Liquidity provision in the new economy fuel the new economy. Tighten liquidity and the new economy will shrink. The new economy is planned by productivity and capacity increase. Labor is supplied by automation rather than manual labor. All the increases are not all provided by savings and profits. Instead the profits and savings provided the bank reserves for regulation by the central bank. Total deposits then qualify for certain multiples allowed by central bank to borrow at over night discount rate. The multiple factor allows central bank to expand or contract in monetary policy. Gold and silver backed currencies are too limiting for new economies. Therefore the liquidity in economy is provided by bank loans.

It is interesting to note that the American economy of $8 trillion dollars is about the same amount as the total overnight loans FEDS gave to all the member banks. However, recently more and more businesses are borrowing from foreign banks which offer lower bank loans (6.44% vs. 9.0% prime rate in America). So, the economy in America could be closer to $10 trillion soon. Check the total bank loans by businesses in America, and you have the first order of magnitude of the new economy.

This year, FEDS' increase of 25 basis points of overnight discount rate took out from American banks $10 billion in half a year. In a full year, the total will be $20 billion. Then allowing the multiple factor FEDS allow overnight loans, the total liquidity tightening is $200 billion from March 1997 to March 1998. The new economy is under sever strain. First and above all, the automobiles (large loans) are no longer selling well. Restuarents, and high end electronic straight discounters closed a few months before the auto dealers.
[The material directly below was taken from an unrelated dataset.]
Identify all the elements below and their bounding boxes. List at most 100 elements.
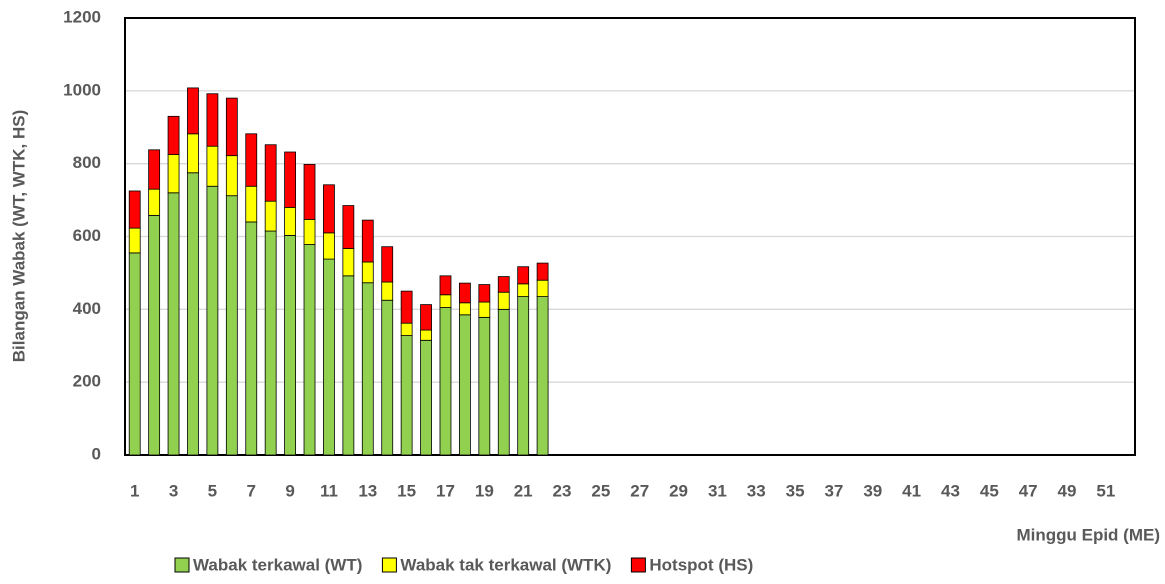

And yet Greenspan still refuses to admit he is wrong; to pre-emptively strike against the new economy, to destroy it single handedly.



To: Arthur Tang who wrote (79)11/17/1997 8:17:00 AM
From: Arthur Tang  Read Replies (1) | Respond to of 435
 
Inflation, deflation and liquidity in the new economy?

Recently, paintings were auctioned off for a total of $240 million. Plenty of liquidity from the people assembled at the auction. Took a while to gether such wealth for the auction. If ill-prepared, and only $10 million were assembled. The paintings would be sold for $10 million.

Inflation without liquidity, has to be balanced by many bankruptcies. Inflation with liquidity will soon deplete liquidity and the prices will fall back even more. The classical boom and bust cycle as such will begin repeating itself.

Deflation without liquidity, will be balanced with more volume production. That is how this new economy was engineered in May, 1992. Food prices came down in 1993, so clothing business got better. Mortgage refinanced so the month payments are more manageable in 1994; and automobile sales had been good for a few years. If deflation coupled with adsquate liquidity is provided, our standard of living goes up. Ideal situation for this new economy.

Therefore, deflation is here to stay. Automobile and new houses will all come down in price; and our standard of living will be better and cheaper. This is the new economy; it is planned.